13/05/2010

Flash: Le Mécanisme de Stabilisation Financière Européen

(Une bombe à retardement avec un fusible armé!)

 

Au fur et à mesure que les détails des décisions historiques prises ce weekend dernier par l’ECOFIN se précisent, les craintes exposées dans mes analyses précédentes ne font que se confirmer.

 

Dans les conclusions de l’ECOFIN, on peut lire que l’élément essentiel du Mécanisme de Stabilisation Financière Européen, c'est-à-dire les €440 milliards fournis par les Pays Membres de l’UEM, sera structuré au travers d’un « Véhicule ad hoc » (SPV) qui « émettra d’une façon coordonnée des obligations bénéficiant d’une garantie au prorata des pays participants ». En d’autres termes, il s’agit d’une garantie « individuelle » et non d’une garantie « conjointe ».

 

Les implications de cette construction sont extrêmement perturbantes :

 

-          Une garantie individuelle (au prorata) implique que la notation (qui donne la mesure du risque de recevoir le service ponctuel de la dette en intérêts et capital) sera déterminée par le maillon le plus faible, en l’occurrence la Grèce, ou en tout cas proche de celle-ci étant donné le niveau très faible de son engagement. De surcroît, d’autres Pays Membres de l’UEM sont sur la liste d’emprunteurs soumis à surveillance avec implications négatives par certaines Agences de notation : si ces baisses de notations se concrétisaient, les titres de la SPV en souffriraient proportionnellement, ce qui pourrait rendre de nouveaux tirages difficiles. Dans ces circonstances une notation de « A » semble être la meilleure qui puisse être envisagée.

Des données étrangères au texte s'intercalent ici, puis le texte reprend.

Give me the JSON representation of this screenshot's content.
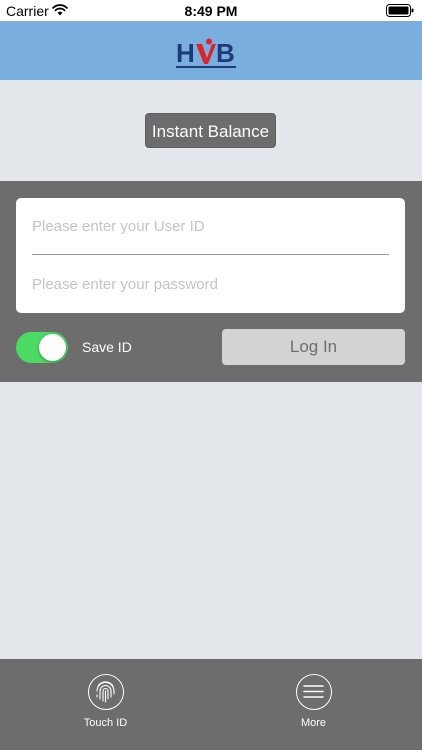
{
  "status_bar": {
    "carrier": "Carrier",
    "time": "8:49 PM",
    "wifi_icon": "wifi-icon",
    "battery_icon": "battery-icon"
  },
  "header": {
    "logo_text": "HVB",
    "logo_colors": {
      "navy": "#1f3a7a",
      "red": "#d9242b"
    },
    "background": "#7aaedc"
  },
  "instant_balance": {
    "label": "Instant Balance"
  },
  "login": {
    "user_id": {
      "value": "",
      "placeholder": "Please enter your User ID"
    },
    "password": {
      "value": "",
      "placeholder": "Please enter your password"
    },
    "save_id": {
      "label": "Save ID",
      "on": true,
      "color": "#4cd964"
    },
    "login_button": "Log In"
  },
  "tab_bar": {
    "items": [
      {
        "label": "Touch ID",
        "icon": "fingerprint-icon"
      },
      {
        "label": "More",
        "icon": "menu-icon"
      }
    ]
  }
}
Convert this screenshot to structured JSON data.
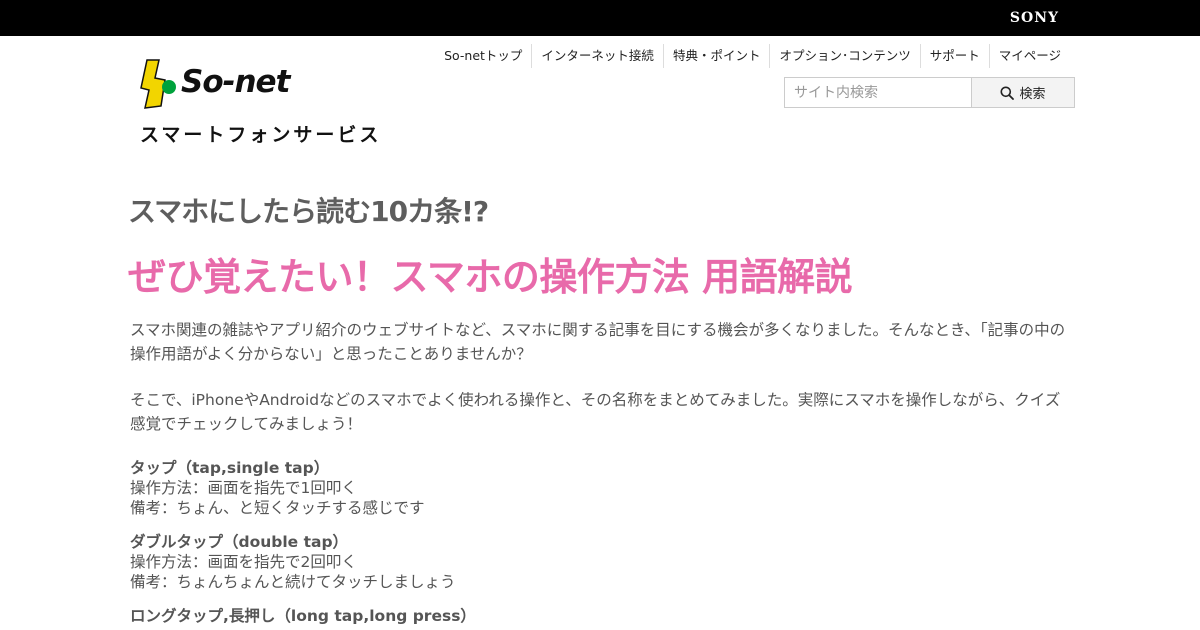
{
  "header": {
    "brand": "SONY",
    "logo_text": "So-net",
    "service_title": "スマートフォンサービス"
  },
  "nav": {
    "items": [
      {
        "label": "So-netトップ"
      },
      {
        "label": "インターネット接続"
      },
      {
        "label": "特典・ポイント"
      },
      {
        "label": "オプション･コンテンツ"
      },
      {
        "label": "サポート"
      },
      {
        "label": "マイページ"
      }
    ]
  },
  "search": {
    "placeholder": "サイト内検索",
    "button_label": "検索"
  },
  "article": {
    "category": "スマホにしたら読む10カ条!?",
    "title": "ぜひ覚えたい！スマホの操作方法 用語解説",
    "paragraphs": [
      "スマホ関連の雑誌やアプリ紹介のウェブサイトなど、スマホに関する記事を目にする機会が多くなりました。そんなとき、「記事の中の操作用語がよく分からない」と思ったことありませんか？",
      "そこで、iPhoneやAndroidなどのスマホでよく使われる操作と、その名称をまとめてみました。実際にスマホを操作しながら、クイズ感覚でチェックしてみましょう！"
    ],
    "terms": [
      {
        "name": "タップ（tap,single tap）",
        "method": "操作方法：画面を指先で1回叩く",
        "note": "備考：ちょん、と短くタッチする感じです"
      },
      {
        "name": "ダブルタップ（double tap）",
        "method": "操作方法：画面を指先で2回叩く",
        "note": "備考：ちょんちょんと続けてタッチしましょう"
      },
      {
        "name": "ロングタップ,長押し（long tap,long press）"
      }
    ]
  },
  "colors": {
    "title_pink": "#e86aaa",
    "logo_yellow": "#f2d500",
    "logo_green": "#00a23c"
  }
}
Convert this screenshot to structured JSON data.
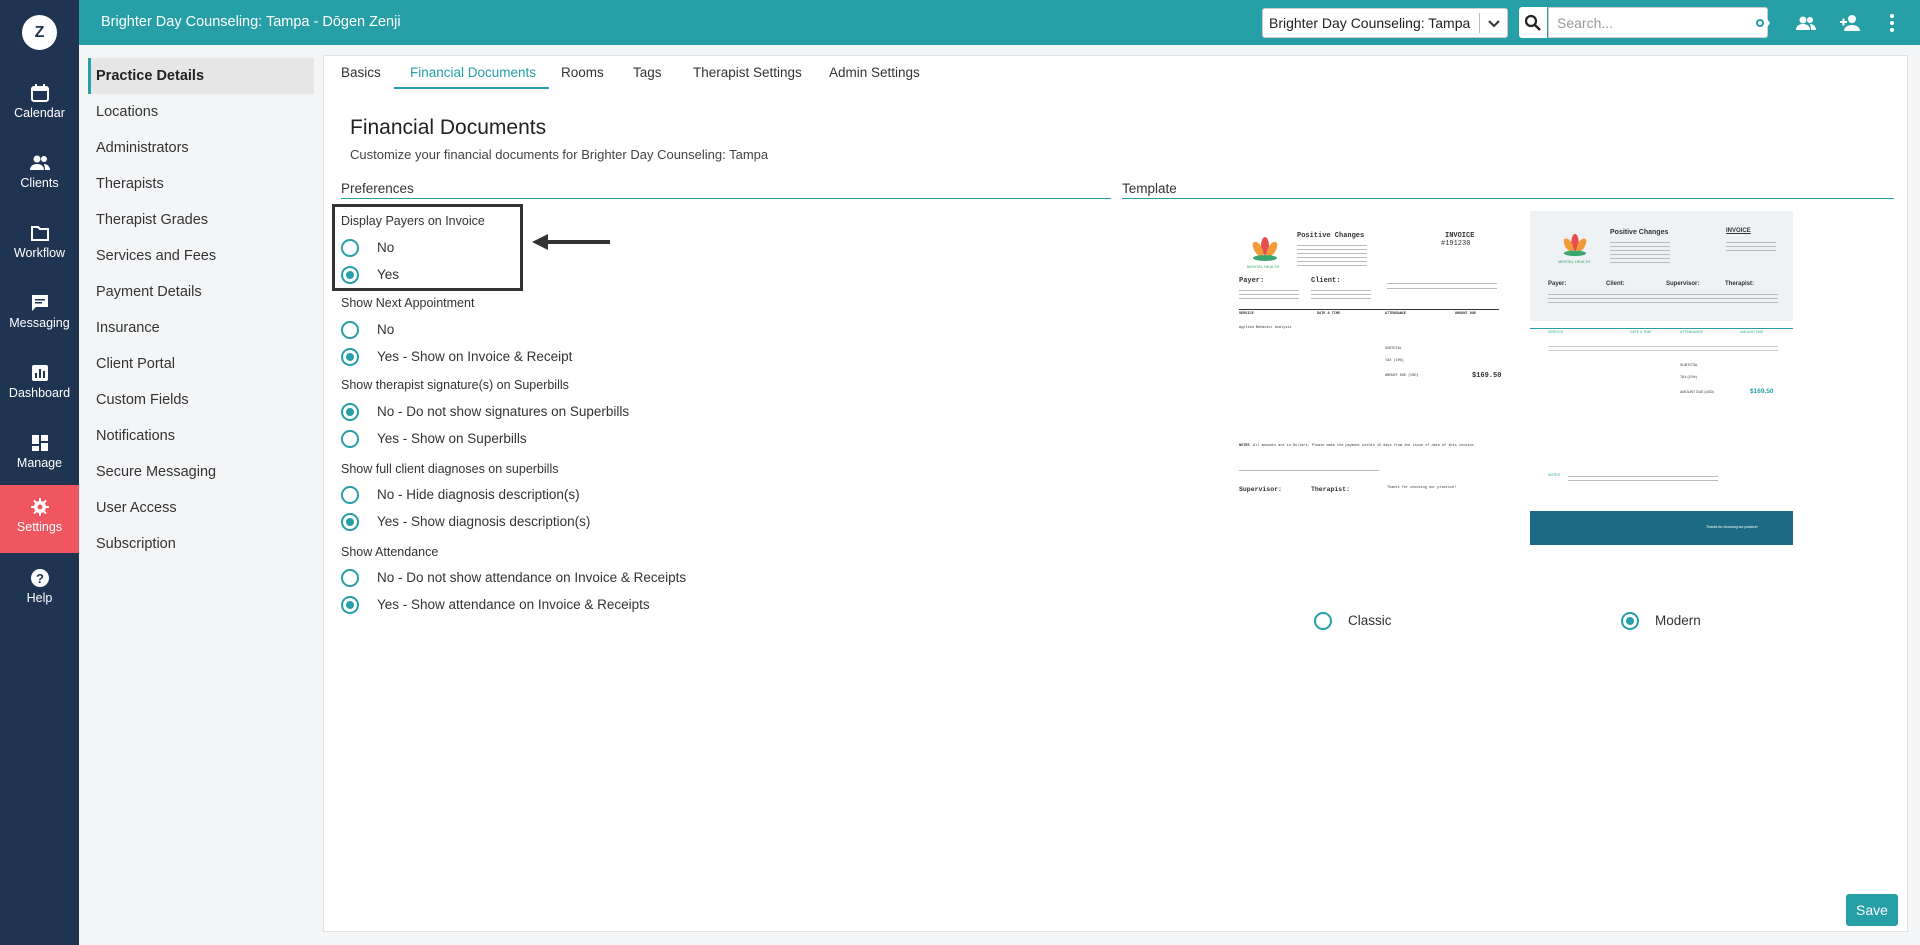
{
  "app": {
    "logo_letter": "Z",
    "title": "Brighter Day Counseling: Tampa - Dōgen Zenji",
    "accent_color": "#26a0a6",
    "nav_bg": "#1f3450",
    "active_nav_color": "#f0565f"
  },
  "leftnav": [
    {
      "label": "Calendar",
      "icon": "calendar-icon"
    },
    {
      "label": "Clients",
      "icon": "clients-icon"
    },
    {
      "label": "Workflow",
      "icon": "folder-icon"
    },
    {
      "label": "Messaging",
      "icon": "message-icon"
    },
    {
      "label": "Dashboard",
      "icon": "chart-icon"
    },
    {
      "label": "Manage",
      "icon": "grid-icon"
    },
    {
      "label": "Settings",
      "icon": "gear-icon"
    },
    {
      "label": "Help",
      "icon": "help-icon"
    }
  ],
  "topbar": {
    "practice_select": "Brighter Day Counseling: Tampa",
    "search_placeholder": "Search...",
    "icons": [
      "bell-icon",
      "eye-icon",
      "people-icon",
      "add-person-icon",
      "more-vertical-icon"
    ]
  },
  "subnav": [
    "Practice Details",
    "Locations",
    "Administrators",
    "Therapists",
    "Therapist Grades",
    "Services and Fees",
    "Payment Details",
    "Insurance",
    "Client Portal",
    "Custom Fields",
    "Notifications",
    "Secure Messaging",
    "User Access",
    "Subscription"
  ],
  "tabs": [
    "Basics",
    "Financial Documents",
    "Rooms",
    "Tags",
    "Therapist Settings",
    "Admin Settings"
  ],
  "main": {
    "heading": "Financial Documents",
    "subheading": "Customize your financial documents for Brighter Day Counseling: Tampa",
    "preferences_label": "Preferences",
    "template_label": "Template",
    "save_label": "Save"
  },
  "preferences": [
    {
      "question": "Display Payers on Invoice",
      "options": [
        "No",
        "Yes"
      ],
      "selected": 1
    },
    {
      "question": "Show Next Appointment",
      "options": [
        "No",
        "Yes - Show on Invoice & Receipt"
      ],
      "selected": 1
    },
    {
      "question": "Show therapist signature(s) on Superbills",
      "options": [
        "No - Do not show signatures on Superbills",
        "Yes - Show on Superbills"
      ],
      "selected": 0
    },
    {
      "question": "Show full client diagnoses on superbills",
      "options": [
        "No - Hide diagnosis description(s)",
        "Yes - Show diagnosis description(s)"
      ],
      "selected": 1
    },
    {
      "question": "Show Attendance",
      "options": [
        "No - Do not show attendance on Invoice & Receipts",
        "Yes - Show attendance on Invoice & Receipts"
      ],
      "selected": 1
    }
  ],
  "templates": {
    "selected": "Modern",
    "classic": {
      "label": "Classic",
      "company": "Positive Changes",
      "doc": "INVOICE",
      "number": "#191230",
      "brand": "MENTAL HEALTH",
      "payer_h": "Payer:",
      "client_h": "Client:",
      "cols": [
        "SERVICE",
        "DATE & TIME",
        "ATTENDANCE",
        "AMOUNT DUE"
      ],
      "service": "Applied Behavior Analysis",
      "subtotal_label": "SUBTOTAL",
      "tax_label": "TAX (10%)",
      "amount_due_label": "AMOUNT DUE (USD)",
      "amount_due": "$169.50",
      "notes_label": "NOTES",
      "notes": "All amounts are in Dollars. Please make the payment within 15 days from the issue of date of this invoice.",
      "supervisor_h": "Supervisor:",
      "therapist_h": "Therapist:",
      "thanks": "Thanks for choosing our practice!"
    },
    "modern": {
      "label": "Modern",
      "company": "Positive Changes",
      "doc": "INVOICE",
      "brand": "MENTAL HEALTH",
      "payer_h": "Payer:",
      "client_h": "Client:",
      "supervisor_h": "Supervisor:",
      "therapist_h": "Therapist:",
      "cols": [
        "SERVICE",
        "DATE & TIME",
        "ATTENDANCE",
        "AMOUNT DUE"
      ],
      "subtotal_label": "SUBTOTAL",
      "tax_label": "TAX (10%)",
      "amount_due_label": "AMOUNT DUE (USD)",
      "amount_due": "$169.50",
      "notes_label": "NOTES",
      "thanks": "Thanks for choosing our practice!"
    }
  }
}
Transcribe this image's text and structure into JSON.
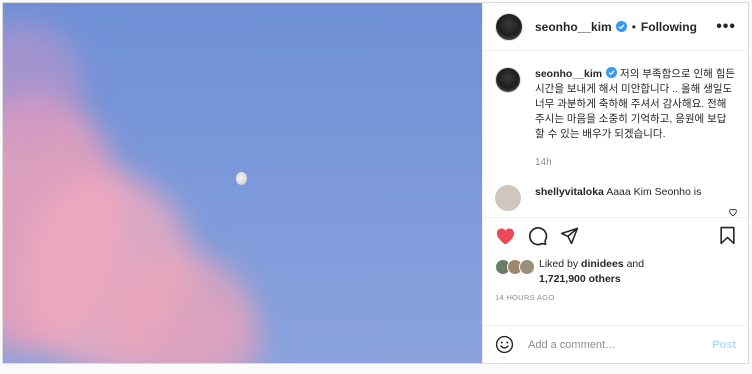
{
  "post": {
    "username": "seonho__kim",
    "follow_status": "Following",
    "separator": "•",
    "more": "•••",
    "caption_username": "seonho__kim",
    "caption": "저의 부족함으로 인해 힘든 시간을 보내게 해서 미안합니다 .. 올해 생일도 너무 과분하게 축하해 주셔서 감사해요. 전해주시는 마음을 소중히 기억하고, 응원에 보답할 수 있는 배우가 되겠습니다.",
    "caption_age": "14h",
    "comment": {
      "username": "shellyvitaloka",
      "text": "Aaaa Kim Seonho is"
    },
    "likes": {
      "prefix": "Liked by",
      "liked_by_user": "dinidees",
      "and": "and",
      "others": "1,721,900 others"
    },
    "timestamp": "14 HOURS AGO",
    "add_comment_placeholder": "Add a comment…",
    "post_button": "Post"
  },
  "colors": {
    "like_red": "#ed4956",
    "verified_blue": "#3897f0",
    "post_disabled": "#b3dbff",
    "sky_blue": "#7b98da",
    "cloud_pink": "#e2a3b8"
  },
  "icons": {
    "heart": "heart-filled-icon",
    "comment": "comment-icon",
    "share": "share-icon",
    "save": "bookmark-icon",
    "emoji": "emoji-icon",
    "small_heart": "heart-outline-icon",
    "verified": "verified-badge-icon"
  }
}
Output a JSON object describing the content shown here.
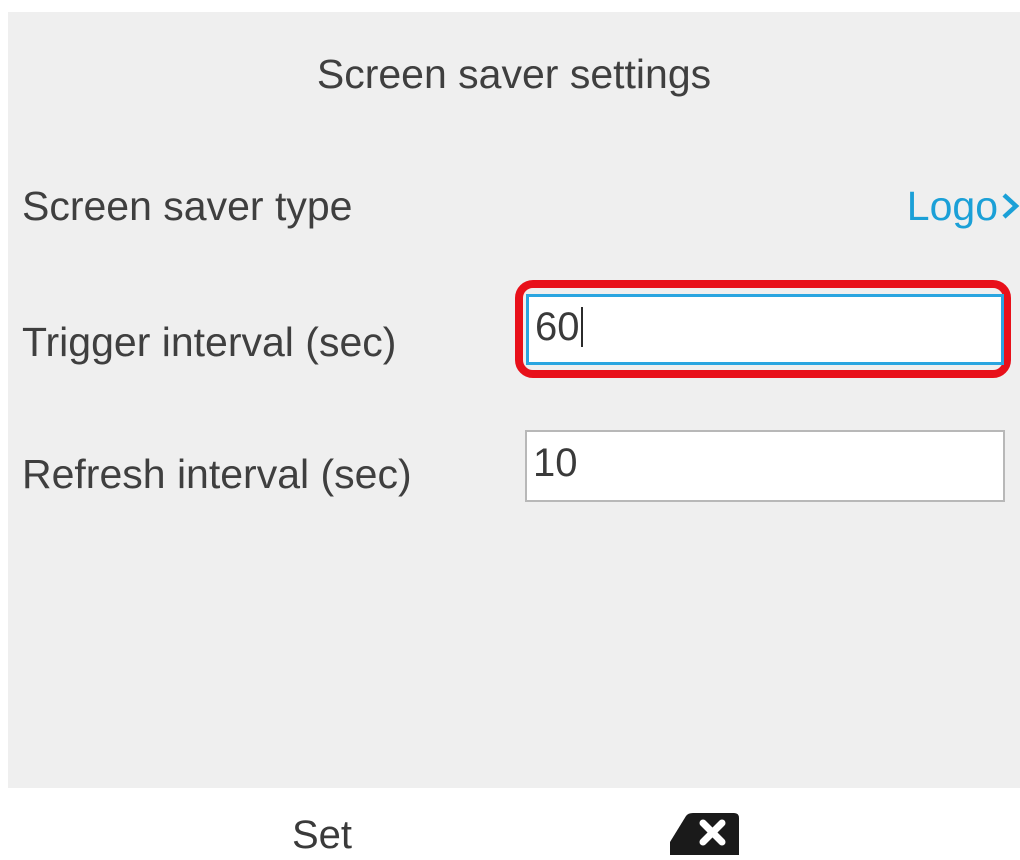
{
  "screen": {
    "title": "Screen saver settings"
  },
  "settings": {
    "type_label": "Screen saver type",
    "type_value": "Logo",
    "type_value_icon": "chevron-right-icon",
    "trigger_label": "Trigger interval (sec)",
    "trigger_value": "60",
    "refresh_label": "Refresh interval (sec)",
    "refresh_value": "10"
  },
  "softkeys": {
    "set_label": "Set",
    "backspace_icon": "backspace-icon"
  },
  "colors": {
    "accent": "#1ba0d7",
    "highlight": "#e8101a",
    "background": "#efefef",
    "text": "#3f3f3f"
  }
}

-          Le coût du financement sera grevé de façon significative, privant les bénéficiaires d’un des principaux attraits du recours au mécanisme, à savoir un taux d’intérêt proche de celui de l’Allemagne.

-          Un taux d’intérêt et une notation en dessous des niveaux optimaux auront des répercussions défavorables à long terme pour l’appréciation des titres émis par l’Union Européenne (y compris éventuellement rapidement sur ceux émis par la BEI). Cela induira psychologiquement une image dévalorisée de l’UEM et une mise en cause de la pérennité de l’Euro et, finalement, de l’Union elle-même. Le marché ne fera pas la distinction entre, d’une part, des titres émis par l’UE et bénéficiant d’une garantie budgétaire (qui implique une notation AAA et la garantie individuelle et solidaire des 27 Pays Membres) et, d’autre part, ceux émis par une SPV garantie par les Pays Membres de l’UEM, d’autant plus que l’Eurozone est sensée rassembler les pays bénéficiant de la meilleure solvabilité.

-          Les Agences de notation seront une fois de plus l’objet de critiques – cette fois totalement injustifiées – et ensemble avec les « spéculateurs » seront désignés comme bouc émissaires lorsque les politiciens chercheront des responsables de la prochaine attaque des opérateurs de marché.

 

 Une fois que les investisseurs auront pris la vrai mesure de ce qui est en train d’être mis en place, une grande partie du travail de l’ECOFIN sera rendu non seulement vain main même contreproductif car cela soulignera, une fois de plus, le manque de compréhension que nos dirigeants ont des mécanismes et motivations qui animent les marchés financiers.

 

Il n’est pas trop tard, mais il est urgent de corriger les failles structurelles du Mécanisme de Stabilisation Financière Européen. Cela sera, sans aucun doute, politiquement difficile mais néanmoins indispensable. Ma préférence, comme indiquée précédemment, comporte l’utilisation d’une garantie conjointe des 27 Pays Membres de l’UE plutôt que des 16 de l’UEM, configuration qui devrait faciliter son acceptation par l’Allemagne même si elle implique de convaincre la Grande-Bretagne. In fine, l’Allemagne trouvera peu de consolation d’avoir, pour un temps, limité sa garantie si, dans le déroulement du processus, c’est la construction même de l’UEM qui est anéantie et l’entraînera dans la débâcle. C’est pourquoi, il est de l’intérêt de chacun des 27 Pays Membres de se rallier à un système réellement communautaire et de montrer la solidarité inébranlable nécessaire à convaincre les marchés et rassurer les citoyens.